« Le premier ministre britannique David Cameron veut supprimer le chiffrement des services de messagerie ». C’est l’actualité que l’on retrouve partout en ce moment, que ce soit en une des journaux ou sur des sites internet jusque-là inconnus.
Ahh, c’est le genre d’articles qu’on prend plaisir à lire. Les avis divergent d’un extrême à l’autre : « Protégeons la Grande Bretagne des tragédies, comme les attaques terroristes qui ont eu lieu à Paris (si vous le souhaitez, vous pouvez saupoudrer le tout d’un peu de patriotisme et d’un excès d’enthousiasme) » ou « Aaargh, la fin est proche, tout chiffrement sera dorénavant banni !(pour pimenter le tout ajoutez quelques scénarios catastrophe) ».
https://twitter.com/robaeprice/status/554700037520109568
Bizarrement, aucune de ces deux versions ne correspond à la réalité. Mais qu’est-il donc en train de se passer ? Absolument rien : Cameron a simplement posé une question lors de l’une de ses interventions : « Doit-on vraiment autoriser une communication entre des personnes qui, malgré un mandat signé par le secrétaire d’Etat, ne pourra être décryptée ? ». Voici sa réponse à la question : non, on ne peut pas le permettre. Et les conservateurs (dont il fait partie) devraient ils remporter les prochaines élections parlementaires ? Il fera de son mieux pour garantir l’adoption d’une loi qui mettra fin à ce problème.
Evidemment, les medias se sont empressés de déformer et de répandre cette information.

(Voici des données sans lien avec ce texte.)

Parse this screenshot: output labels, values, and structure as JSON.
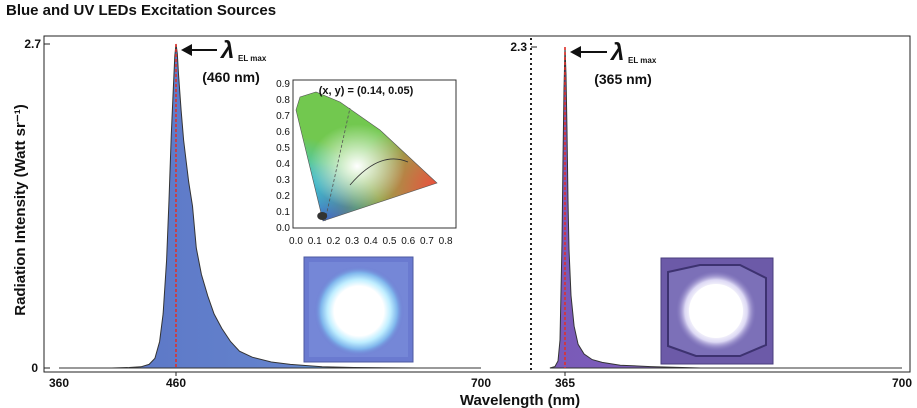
{
  "title": "Blue and UV LEDs Excitation Sources",
  "chart_data": [
    {
      "type": "area",
      "panel": "Blue LED",
      "x_range": [
        360,
        700
      ],
      "x_ticks": [
        "360",
        "460",
        "700"
      ],
      "y_ticks": [
        "0",
        "2.7"
      ],
      "ylim": [
        0,
        2.7
      ],
      "ylabel": "Radiation Intensity (Watt sr⁻¹)",
      "peak_marker": {
        "symbol": "λ",
        "sub": "EL max",
        "value": "(460 nm)",
        "x": 460
      },
      "series": [
        {
          "x": [
            360,
            405,
            420,
            430,
            437,
            442,
            446,
            449,
            452,
            454,
            456,
            458,
            459,
            460,
            461,
            462,
            464,
            466,
            468,
            470,
            473,
            476,
            480,
            485,
            490,
            496,
            503,
            510,
            520,
            535,
            550,
            575,
            600,
            650,
            700
          ],
          "y": [
            0,
            0,
            0.004,
            0.01,
            0.03,
            0.08,
            0.22,
            0.45,
            0.9,
            1.4,
            1.95,
            2.4,
            2.6,
            2.7,
            2.62,
            2.45,
            2.15,
            1.9,
            1.72,
            1.55,
            1.35,
            1.0,
            0.78,
            0.6,
            0.45,
            0.33,
            0.22,
            0.14,
            0.09,
            0.05,
            0.03,
            0.01,
            0.004,
            0,
            0
          ]
        }
      ]
    },
    {
      "type": "area",
      "panel": "UV LED",
      "x_range": [
        350,
        700
      ],
      "x_ticks": [
        "365",
        "700"
      ],
      "y_ticks": [
        "2.3"
      ],
      "ylim": [
        0,
        2.3
      ],
      "peak_marker": {
        "symbol": "λ",
        "sub": "EL max",
        "value": "(365 nm)",
        "x": 365
      },
      "series": [
        {
          "x": [
            350,
            355,
            358,
            360,
            362,
            363,
            364,
            365,
            366,
            367,
            368,
            369,
            371,
            374,
            378,
            384,
            392,
            402,
            420,
            450,
            500,
            700
          ],
          "y": [
            0,
            0.01,
            0.05,
            0.2,
            0.9,
            1.5,
            2.0,
            2.3,
            2.1,
            1.7,
            1.2,
            0.85,
            0.52,
            0.3,
            0.17,
            0.1,
            0.06,
            0.04,
            0.02,
            0.01,
            0,
            0
          ]
        }
      ]
    },
    {
      "type": "scatter",
      "panel": "CIE chromaticity inset",
      "annotation": "(x, y) = (0.14, 0.05)",
      "x_ticks": [
        "0.0",
        "0.1",
        "0.2",
        "0.3",
        "0.4",
        "0.5",
        "0.6",
        "0.7",
        "0.8"
      ],
      "y_ticks": [
        "0.0",
        "0.1",
        "0.2",
        "0.3",
        "0.4",
        "0.5",
        "0.6",
        "0.7",
        "0.8",
        "0.9"
      ],
      "xlim": [
        0,
        0.8
      ],
      "ylim": [
        0,
        0.9
      ],
      "points": [
        {
          "x": 0.14,
          "y": 0.05
        }
      ]
    }
  ],
  "xlabel": "Wavelength (nm)",
  "colors": {
    "dotted_line": "#222222",
    "peak_line": "#e0312b",
    "blue_fill": "#5b77c7",
    "uv_fill": "#7358b8",
    "led_bg": "#6a7ad0",
    "uv_led_bg": "#6c5aa8"
  }
}
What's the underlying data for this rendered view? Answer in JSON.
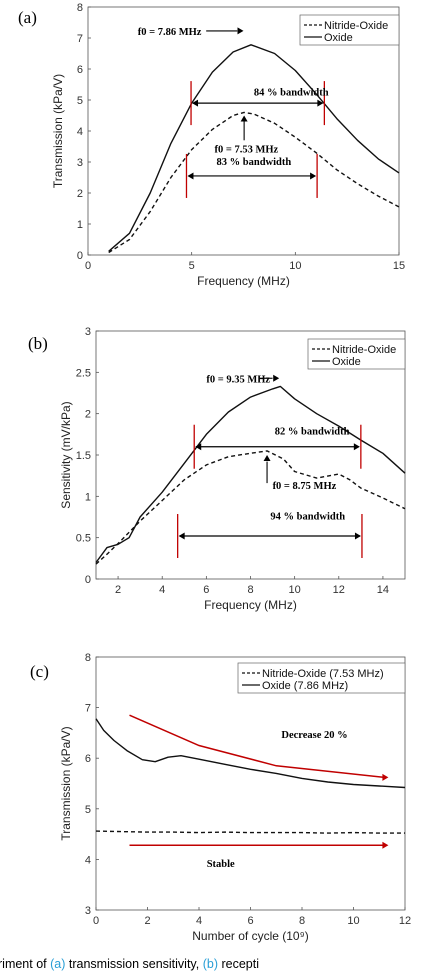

D’abord, Cameron n’a jamais fait directement référence au chiffrement. Mais évidemment, tout le monde aimerait penser que c’est de ça qu’il parlait. Vous pouvez faire toutes les suppositions que vous voulez, mais ce n’est pas le moment de paniquer.
Deuxièmement, il existe déjà une loi concernant le chiffrement en Grande Bretagne. En bref, si vous possédez un fichier crypté et que les pouvoirs législatifs veulent y accéder, vous êtes dans l’obligation de leur fournir soit la clé de chiffrement soit un autre code permettant de décrypter le fichier. Tout le monde se fiche de savoir si vous avez la bonne clé ou si vous avez chiffré l’un de vos fichiers. Si vous n’êtes pas en mesure de fournir la clé quand les pouvoirs législatifs vous le demandent, préparez-vous à payer une amende ou à écoper d’une peine de prison. Il suffit de faire le calcul…
David Cameron seeks cooperation of US president over encryption crackdown http://t.co/00G1F0IdSg
— The Guardian (@guardian) January 15, 2015
Mais laissons libre cours à notre imagination. Il est peu probable qu’on supprime le chiffrement des données sur les applications privées. Il y a des façons plus élégantes d’y parvenir. Par exemple, en prenant la liberté d’offrir les clés de chiffrement aux services secrets (n’est-ce pas Blackberry) ou de supprimer le chiffrement dans le cas où l’utilisateur refuserait (comme Lavabit). Il est également possible d’imposer aux fournisseurs de ce type de service de stocker les données physiquement pendant un an et uniquement sur le territoire de l’état en question ; ou de mettre toutes les communications en ligne immédiatement (SORM-2 et la nouvelle législation russe).
Et c’est ce qui se passe dans le monde entier : en Grande Bretagne, où a commencé l’hystérie mentionnée précédemment, la Data Retention and Investigatory Powers Act a été voté en2014, et les législateurs débattent actuellement la Counter-Terrorism and Security Bill. Le message qui se cache derrière tout cela reste le même : la lutte contre le terrorisme, les pirates et la pornographie (sous certaines formes), les ennemis publics, etc.
Mais pourquoi faire toute une histoire autour de WhatsApp, Telegram et d’autres services de messagerie sécurisés ? L’affaire Snowden ne leur a pas suffi ? Cela semble évident que n’importe quel pouvoir à dans l’optique de devenir absolu et d’arriver à contrôler totalement les citoyens, non ? « Mieux vaut prévenir que guérir » affirment-ils. Hélas, ni les membres des services secrets du gouvernement, ni les pouvoirs grandissants ne permettront d’atteindre cet objectif. Mais il n’y a rien de nouveau à cela.
En ce qui concerne cette interdiction de chiffrement, Cory Doctorow a récemment expliqué pourquoi cette idée n’avait pour lui aucun sens. Et bien, cette histoire d’interdiction n’apprend rien à ses défenseurs. Pour vous donner un exemple, Cameron a renforcé la régulation concernant la pornographie en Grande Bretagne, et la loi est en vigueur depuis l’an dernier. Est-ce efficace ? Et bien oui, … en quelque sorte. En gros, pas vraiment.